First Contact
Copyright© 2026 by Charlie Foxtrot
Chapter 1
Before tonight, my Flux reading had moved exactly once in four years. At the worst possible moment. In front of people. I had spent every day since deciding whether that counted as evidence or a warning.
Opening my overlay was a nervous habit. It wasn’t like it changed. It probably had that one time, but I’d not been watching it then.
[Flux: 12. Flagged. Reassess upon measurable engagement.]
Everything else was mediocre; average according to the experts.
Below average, according to the pretty people.
That isn’t really fair. They didn’t think they were pretty, just better. The jocks and brains of the school who walked around flashing their stats to anyone who asked.
Frame and Drive were what they cared about. Lattice was a good fallback if you weren’t athletic. What good is Echo or Flux in school?
I closed the overlay.
Measurable engagement.
That line stuck with me.
Freshman year I made the team. Inter-school playoff against Kincaid High. We were up one–nil with seven minutes left when the cross came in and I was where I was supposed to be, center back, between the striker and our keeper, marking the run.
The overlay flickered. Flux. Half a second.
I have replayed it enough times that the half second is now the only part I see clearly. The ball came off the cross at an angle no one was reading. Including me. My foot was where it needed to be for the clear. The contact wasn’t. I redirected the ball into our own net at a velocity my Frame couldn’t have produced on its own.
That’s what Flux is. Variance. Most people read the word and think upside: anomalous, flagged, special. The system doesn’t care which way the variance points. Mine pointed at our keeper.

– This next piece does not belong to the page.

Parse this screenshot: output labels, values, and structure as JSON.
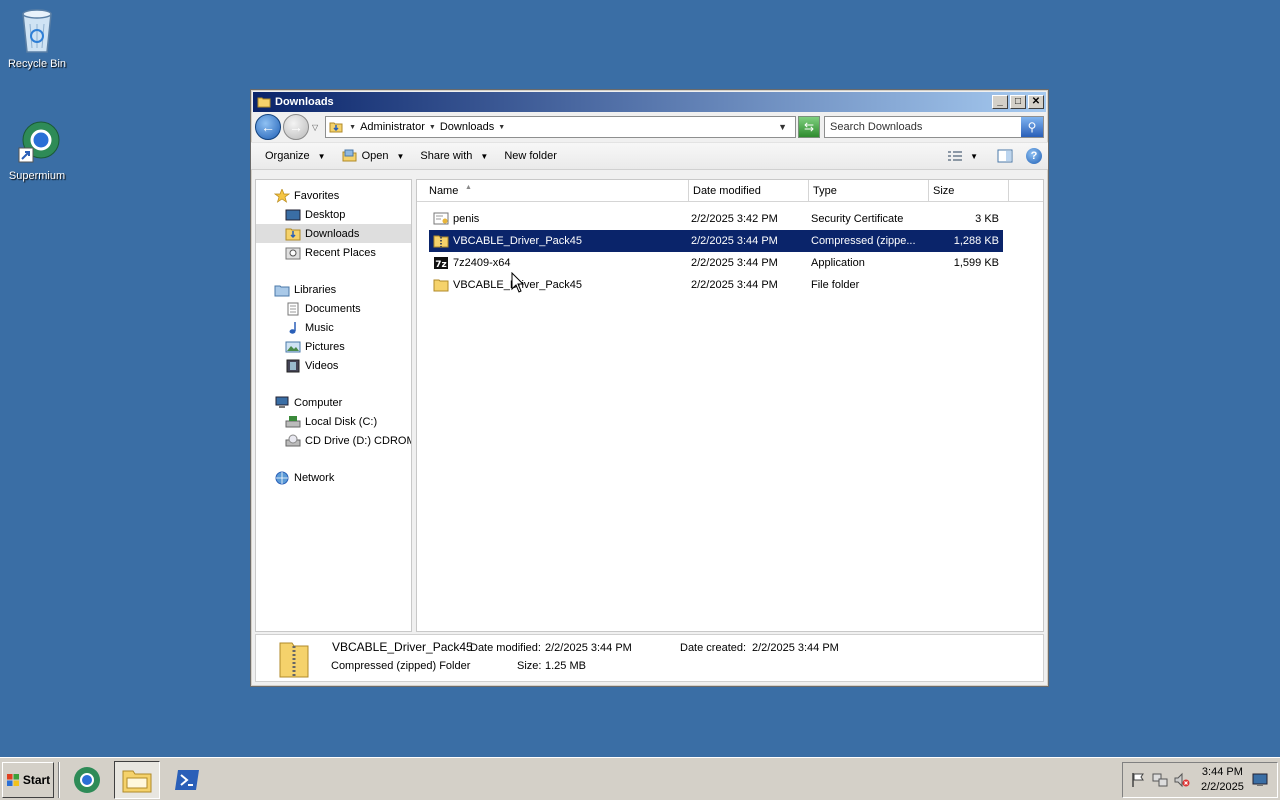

The whole field saw it. Nev was in the stands. Harko was on the bench beside me when I came off, and I think now that he was the only person in the stadium who didn’t say anything. I haven’t stepped on a pitch since.
I shook my head and glanced around the room. Kids grouped in cliques as they had for centuries. One cluster hoped to avoid attention and just make it through lunch. Another table held the local Purist crowd. They were the farthest they could be from the jocks and high-stat crowd. The two poles of our social strata, made visible in a cafeteria.
I’d reject it if I could. The Integration hasn’t done me any favors.
No chance of that. Mom and Dad were in the colony administration. They couldn’t have a son who rejected the Integration.
Such a scandal that would cause.
Generally, I liked my folks.
Harko dropped into the seat next to me.
“I was saving that for Nev.”
He shook his head, then pulled out his handheld. “I need to review my notes. I’ve got a test next period.”
“Okay, but I need to ask you something, before she gets here.”
That got his attention. His thumb stopped tapping his device. He looked at me.
“You don’t want to spring it on her.” It was a flat statement, not a question.
“Okay. Do you know what I want to say?”
He shook his head. “No, I meant you don’t want to surprise her, so you’re sounding me out first. What is it? I need to study.”